2 The Biology of Language Acquisition
Human language is made possible by special adaptations of the human mind and body that occurred in the course of human evolution, and which are put to use by children in acquiring their mother tongue.
2.1 Evolution of Language
Most obviously, the shape of the human vocal tract seems to have been modified in evolution for the demands of speech. Our larynxes are low in our throats, and our vocal tracts have a sharp right angle bend that creates two independently-modifiable resonant cavities (the mouth and the pharynx or throat) that defines a large two-dimensional range of vowel sounds (see the chapter by Liberman). But it comes at a sacrifice of efficiency for breathing, swallowing, and chewing (Lieberman, 1984). Before the invention of the Heimlich maneuver, choking on food was a common cause of accidental death in humans, causing 6,000 deaths a year in the United States. The evolutionary selective advantages for language must have been very large to outweigh such a disadvantage.
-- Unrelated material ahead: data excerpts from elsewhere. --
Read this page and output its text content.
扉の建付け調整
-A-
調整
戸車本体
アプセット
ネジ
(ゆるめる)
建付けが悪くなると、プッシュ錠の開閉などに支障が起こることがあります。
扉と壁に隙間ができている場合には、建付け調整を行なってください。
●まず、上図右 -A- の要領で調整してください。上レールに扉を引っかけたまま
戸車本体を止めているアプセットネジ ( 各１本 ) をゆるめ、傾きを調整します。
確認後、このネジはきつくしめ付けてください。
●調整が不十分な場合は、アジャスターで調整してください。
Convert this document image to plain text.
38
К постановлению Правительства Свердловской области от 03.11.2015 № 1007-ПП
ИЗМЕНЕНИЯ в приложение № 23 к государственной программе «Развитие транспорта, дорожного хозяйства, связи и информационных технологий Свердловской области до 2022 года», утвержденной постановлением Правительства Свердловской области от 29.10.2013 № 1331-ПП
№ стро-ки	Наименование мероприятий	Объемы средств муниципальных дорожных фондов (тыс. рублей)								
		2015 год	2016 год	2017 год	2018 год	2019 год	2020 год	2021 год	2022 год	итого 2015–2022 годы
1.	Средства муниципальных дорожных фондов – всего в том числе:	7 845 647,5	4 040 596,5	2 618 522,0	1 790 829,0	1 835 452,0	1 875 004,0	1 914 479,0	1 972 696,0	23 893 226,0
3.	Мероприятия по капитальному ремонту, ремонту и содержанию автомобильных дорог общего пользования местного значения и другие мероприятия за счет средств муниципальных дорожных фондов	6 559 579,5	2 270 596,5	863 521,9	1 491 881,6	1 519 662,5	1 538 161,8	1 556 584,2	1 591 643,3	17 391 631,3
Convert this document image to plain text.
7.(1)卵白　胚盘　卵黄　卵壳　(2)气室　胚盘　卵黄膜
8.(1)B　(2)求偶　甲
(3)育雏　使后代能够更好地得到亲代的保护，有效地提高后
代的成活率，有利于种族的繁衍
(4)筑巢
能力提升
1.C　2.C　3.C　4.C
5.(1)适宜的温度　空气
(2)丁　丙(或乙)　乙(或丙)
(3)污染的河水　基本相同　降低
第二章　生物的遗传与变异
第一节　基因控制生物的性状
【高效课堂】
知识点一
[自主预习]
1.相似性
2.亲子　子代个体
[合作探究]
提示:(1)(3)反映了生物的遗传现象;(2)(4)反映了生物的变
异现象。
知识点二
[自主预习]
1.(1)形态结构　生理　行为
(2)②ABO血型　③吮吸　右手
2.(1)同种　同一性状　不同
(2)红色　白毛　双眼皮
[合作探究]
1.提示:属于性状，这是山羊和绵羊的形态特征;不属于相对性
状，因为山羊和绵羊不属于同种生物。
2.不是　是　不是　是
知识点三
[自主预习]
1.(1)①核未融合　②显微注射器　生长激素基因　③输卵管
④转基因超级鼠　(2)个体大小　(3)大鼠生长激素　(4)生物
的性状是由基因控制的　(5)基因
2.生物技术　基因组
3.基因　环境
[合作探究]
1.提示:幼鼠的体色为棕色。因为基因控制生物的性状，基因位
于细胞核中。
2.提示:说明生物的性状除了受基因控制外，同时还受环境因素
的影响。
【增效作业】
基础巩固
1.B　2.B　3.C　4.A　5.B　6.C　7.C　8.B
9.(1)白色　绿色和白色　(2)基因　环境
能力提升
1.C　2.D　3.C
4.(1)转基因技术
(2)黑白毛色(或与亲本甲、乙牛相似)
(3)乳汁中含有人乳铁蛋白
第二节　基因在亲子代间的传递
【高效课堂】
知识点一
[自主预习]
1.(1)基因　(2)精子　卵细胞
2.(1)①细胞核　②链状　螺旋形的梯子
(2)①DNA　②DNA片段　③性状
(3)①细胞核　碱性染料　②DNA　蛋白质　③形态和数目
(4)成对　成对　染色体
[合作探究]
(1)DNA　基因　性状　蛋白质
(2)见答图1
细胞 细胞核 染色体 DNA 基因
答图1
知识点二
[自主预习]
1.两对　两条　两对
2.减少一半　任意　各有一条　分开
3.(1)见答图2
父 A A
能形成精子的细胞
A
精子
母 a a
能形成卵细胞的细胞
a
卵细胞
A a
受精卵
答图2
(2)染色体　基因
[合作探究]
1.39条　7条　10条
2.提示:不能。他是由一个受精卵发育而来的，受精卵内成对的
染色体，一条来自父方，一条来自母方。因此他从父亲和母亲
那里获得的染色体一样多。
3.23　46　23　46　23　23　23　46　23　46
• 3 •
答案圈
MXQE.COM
It is tempting to think that if language evolved by gradual Darwinian natural selection, we must be able to find some precursor of it in our closest relatives, the chimpanzees. In several famous and controversial demonstrations, chimpanzees have been taught some hand-signs based on American Sign Language, to manipulate colored switches or tokens, and to understand some spoken commands (Gardner & Gardner, 1969; Premack & Premack, 1983; Savage-Rumbaugh, 1991). Whether one wants to call their abilities "language" is not really a scientific question, but a matter of definition: how far we are willing to stretch the meaning of the word "language".
The scientific question is whether the chimps' abilities are homologous to human language -- that is, whether the two systems show the same basic organization owing to descent from a single system in their common ancestor. For example, biologists don't debate whether the wing-like structures of gliding rodents may be called "genuine wings" or something else (a boring question of definitions). It's clear that these structures are not homologous to the wings of bats, because they have a fundamentally different anatomical plan, reflecting a different evolutionary history. Bats' wings are modifications of the hands of the common mammalian ancestor; flying squirrels' wings are modifications of its rib cage. The two structures are merely analogous: similar in function.
Though artificial chimp signaling systems have some analogies to human language (e.g., use in communication, combinations of more basic signals), it seems unlikely that they are homologous. Chimpanzees require massive regimented teaching sequences contrived by humans to acquire quite rudimentary abilities, mostly limited to a small number of signs, strung together in repetitive, quasi-random sequences, used with the intent of requesting food or tickling (Terrace, Petitto, Sanders, & Bever, 1979; Seidenberg & Petitto, 1979, 1987; Seidenberg, 1986; Wallman, 1992; Pinker, 1994a). This contrasts sharply with human children, who pick up thousands of words spontaneously, combine them in structured sequences where every word has a determinate role, respect the word order of the adult language, and use sentences for a variety of purposes such as commenting on interesting objects.
This lack of homology does not, by the way, cast doubt on a gradualistic Darwinian account of language evolution. Humans did not evolve directly from chimpanzees. Both derived from common ancestor, probably around 6-7 million years ago. This leaves about 300,000 generations in which language could have evolved gradually in the lineage leading to humans, after it split off from the lineage leading to chimpanzees. Presumably language evolved in the human lineage for two reasons: our ancestors developed technology and knowledge of the local environment in their lifetimes, and were involved in extensive reciprocal cooperation. This allowed them to benefit by sharing hard-won knowledge with their kin and exchanging it with their neighbors (Pinker & Bloom, 1990).